John additionally spoke with Hershey Montessori students about their perspectives and thoughts on having Immigration and Customs Enforcement (ICE) come to speak to them as a group. The students were supportive of the idea, knowing that hearing from different perspectives is beneficial, and that this particular perspective is extremely important given it is representative of the U.S. Government.
John and his students extended an invitation, which then led to an informative visit from Valentina Seeley and Kris Crowley from ICE. In spite of the many controversies currently surrounding ICE, Mr. Seeley and Mr. Crowley were gracious and kind as they presented a wealth of information and documents to help inform and illustrate the challenges and protocols of immigration. The students respectfully asked challenging questions of Mr. Seeley and Mr. Crowley. Hershey Montessori School has nearly two dozen boarding students from countries outside the United States. Students saw value in the opportunity to meet with ICE, and several committed to continue their own research on some of the more controversial topics.

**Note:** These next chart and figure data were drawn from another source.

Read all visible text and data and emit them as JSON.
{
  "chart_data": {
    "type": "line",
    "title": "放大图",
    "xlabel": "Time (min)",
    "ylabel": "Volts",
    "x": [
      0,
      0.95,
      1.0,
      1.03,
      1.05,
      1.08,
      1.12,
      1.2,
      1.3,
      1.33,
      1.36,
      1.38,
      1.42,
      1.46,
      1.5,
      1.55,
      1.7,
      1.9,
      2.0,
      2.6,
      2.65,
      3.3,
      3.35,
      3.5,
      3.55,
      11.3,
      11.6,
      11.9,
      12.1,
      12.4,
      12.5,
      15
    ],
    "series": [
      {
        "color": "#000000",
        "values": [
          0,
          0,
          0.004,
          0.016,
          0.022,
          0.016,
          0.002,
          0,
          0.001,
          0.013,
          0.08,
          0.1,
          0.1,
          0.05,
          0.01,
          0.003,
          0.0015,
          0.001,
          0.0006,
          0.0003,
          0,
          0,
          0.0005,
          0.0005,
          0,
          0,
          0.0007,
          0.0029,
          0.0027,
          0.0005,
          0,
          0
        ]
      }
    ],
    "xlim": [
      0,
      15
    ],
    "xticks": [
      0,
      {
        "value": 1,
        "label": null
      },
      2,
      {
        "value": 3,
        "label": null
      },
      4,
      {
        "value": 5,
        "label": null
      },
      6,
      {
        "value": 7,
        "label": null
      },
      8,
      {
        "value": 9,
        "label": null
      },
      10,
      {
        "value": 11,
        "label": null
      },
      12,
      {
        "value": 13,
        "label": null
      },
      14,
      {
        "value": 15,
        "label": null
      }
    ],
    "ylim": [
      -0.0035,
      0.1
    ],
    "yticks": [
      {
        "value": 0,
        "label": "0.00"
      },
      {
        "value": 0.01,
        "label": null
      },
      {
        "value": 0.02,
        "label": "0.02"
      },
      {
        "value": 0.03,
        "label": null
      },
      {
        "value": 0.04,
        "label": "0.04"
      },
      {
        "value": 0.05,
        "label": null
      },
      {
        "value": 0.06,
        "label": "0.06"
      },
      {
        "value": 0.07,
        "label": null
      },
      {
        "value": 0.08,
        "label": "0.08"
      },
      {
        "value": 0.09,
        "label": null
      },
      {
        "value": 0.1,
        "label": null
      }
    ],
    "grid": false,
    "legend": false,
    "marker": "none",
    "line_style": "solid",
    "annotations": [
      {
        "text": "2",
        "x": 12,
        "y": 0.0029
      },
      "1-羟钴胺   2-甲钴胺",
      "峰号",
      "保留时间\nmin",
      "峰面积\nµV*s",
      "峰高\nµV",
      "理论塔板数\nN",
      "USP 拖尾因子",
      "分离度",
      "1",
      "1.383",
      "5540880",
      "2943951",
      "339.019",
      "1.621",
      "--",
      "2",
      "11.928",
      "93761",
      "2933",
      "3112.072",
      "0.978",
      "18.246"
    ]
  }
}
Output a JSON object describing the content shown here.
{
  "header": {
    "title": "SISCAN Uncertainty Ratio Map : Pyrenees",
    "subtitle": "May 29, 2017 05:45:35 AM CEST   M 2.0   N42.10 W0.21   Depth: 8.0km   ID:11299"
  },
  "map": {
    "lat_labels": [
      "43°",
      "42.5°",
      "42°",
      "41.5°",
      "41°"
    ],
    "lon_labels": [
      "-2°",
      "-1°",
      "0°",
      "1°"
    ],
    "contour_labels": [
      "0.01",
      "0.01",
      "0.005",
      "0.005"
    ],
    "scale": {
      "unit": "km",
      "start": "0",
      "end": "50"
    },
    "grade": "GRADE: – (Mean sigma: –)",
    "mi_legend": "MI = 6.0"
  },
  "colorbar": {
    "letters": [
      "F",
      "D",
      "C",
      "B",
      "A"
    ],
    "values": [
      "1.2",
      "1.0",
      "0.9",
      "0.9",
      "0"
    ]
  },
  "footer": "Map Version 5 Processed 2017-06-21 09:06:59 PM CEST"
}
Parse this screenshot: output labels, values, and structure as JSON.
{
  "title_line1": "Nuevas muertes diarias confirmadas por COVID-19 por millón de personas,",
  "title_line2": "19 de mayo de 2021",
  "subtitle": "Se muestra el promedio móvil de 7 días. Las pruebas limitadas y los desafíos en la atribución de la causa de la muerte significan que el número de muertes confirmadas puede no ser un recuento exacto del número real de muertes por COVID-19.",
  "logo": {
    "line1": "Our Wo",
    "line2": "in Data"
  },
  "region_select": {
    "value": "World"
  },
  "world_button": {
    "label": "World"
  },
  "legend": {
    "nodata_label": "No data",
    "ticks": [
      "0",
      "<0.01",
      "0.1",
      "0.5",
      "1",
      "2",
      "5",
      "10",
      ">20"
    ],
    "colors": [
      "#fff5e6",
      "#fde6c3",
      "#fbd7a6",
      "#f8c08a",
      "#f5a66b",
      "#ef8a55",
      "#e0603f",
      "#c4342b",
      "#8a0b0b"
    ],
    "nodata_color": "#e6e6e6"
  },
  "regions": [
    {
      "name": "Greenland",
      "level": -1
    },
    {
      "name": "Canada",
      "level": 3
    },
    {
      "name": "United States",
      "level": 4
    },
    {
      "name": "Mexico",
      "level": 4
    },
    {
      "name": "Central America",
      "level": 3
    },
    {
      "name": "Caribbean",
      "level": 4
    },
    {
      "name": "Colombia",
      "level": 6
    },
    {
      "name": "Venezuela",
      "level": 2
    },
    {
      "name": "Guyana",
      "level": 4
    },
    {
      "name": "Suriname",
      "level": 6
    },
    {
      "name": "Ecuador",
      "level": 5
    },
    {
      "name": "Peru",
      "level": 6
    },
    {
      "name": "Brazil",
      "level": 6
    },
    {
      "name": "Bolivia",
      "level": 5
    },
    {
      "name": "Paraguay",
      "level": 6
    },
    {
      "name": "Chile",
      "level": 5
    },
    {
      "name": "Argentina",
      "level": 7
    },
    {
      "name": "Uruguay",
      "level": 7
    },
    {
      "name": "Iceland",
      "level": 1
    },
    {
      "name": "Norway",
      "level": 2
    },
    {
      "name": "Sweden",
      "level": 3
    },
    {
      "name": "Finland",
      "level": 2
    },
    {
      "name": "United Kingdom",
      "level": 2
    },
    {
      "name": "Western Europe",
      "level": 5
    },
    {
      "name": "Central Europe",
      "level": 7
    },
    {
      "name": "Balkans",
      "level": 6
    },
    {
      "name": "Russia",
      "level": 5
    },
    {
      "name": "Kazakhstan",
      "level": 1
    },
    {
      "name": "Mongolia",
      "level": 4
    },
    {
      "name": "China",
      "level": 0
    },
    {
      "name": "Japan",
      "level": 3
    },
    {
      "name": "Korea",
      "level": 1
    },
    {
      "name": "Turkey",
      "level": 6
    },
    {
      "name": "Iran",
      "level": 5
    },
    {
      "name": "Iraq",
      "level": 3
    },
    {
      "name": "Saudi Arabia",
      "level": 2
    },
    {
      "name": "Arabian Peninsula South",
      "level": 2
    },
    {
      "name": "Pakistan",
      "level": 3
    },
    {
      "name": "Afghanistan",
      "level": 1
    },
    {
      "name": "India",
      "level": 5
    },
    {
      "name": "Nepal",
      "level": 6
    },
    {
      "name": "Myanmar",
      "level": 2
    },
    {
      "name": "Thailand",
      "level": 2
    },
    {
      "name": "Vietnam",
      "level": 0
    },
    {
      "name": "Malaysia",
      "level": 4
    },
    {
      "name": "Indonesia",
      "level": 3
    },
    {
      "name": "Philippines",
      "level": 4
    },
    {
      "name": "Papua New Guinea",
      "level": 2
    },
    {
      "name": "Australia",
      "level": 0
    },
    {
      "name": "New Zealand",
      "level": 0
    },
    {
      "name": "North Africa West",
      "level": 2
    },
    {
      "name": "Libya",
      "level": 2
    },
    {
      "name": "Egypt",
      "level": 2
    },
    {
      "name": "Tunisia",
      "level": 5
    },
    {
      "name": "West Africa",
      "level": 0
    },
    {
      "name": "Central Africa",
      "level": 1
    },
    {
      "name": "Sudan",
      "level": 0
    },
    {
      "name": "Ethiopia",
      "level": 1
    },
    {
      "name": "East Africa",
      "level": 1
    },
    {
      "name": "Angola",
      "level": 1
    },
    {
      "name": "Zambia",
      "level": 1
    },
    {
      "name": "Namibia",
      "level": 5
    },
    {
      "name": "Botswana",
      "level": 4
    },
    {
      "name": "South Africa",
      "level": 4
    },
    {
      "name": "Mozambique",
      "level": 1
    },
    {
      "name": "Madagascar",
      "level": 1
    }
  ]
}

Both guests expressed how impressive Hershey students were and how much they appreciated having a reasoned conversation around their work, which is not always the case in their professional work.
A short time later, Hershey students embarked on a trip to Downtown Cleveland to observe a Naturalization Ceremony. It was an invaluable experience that put faces to names and envisioned real lives over simple stories. It allowed students to experience the immigration process as both a logistical matter and a personal one.
Hearing about life-changing issues is important, but immersing ourselves in the process allows for greater comprehension. As adolescents take their place in the next generation of influencers and decision makers, they must be properly prepared and ready to tackle global concerns like these.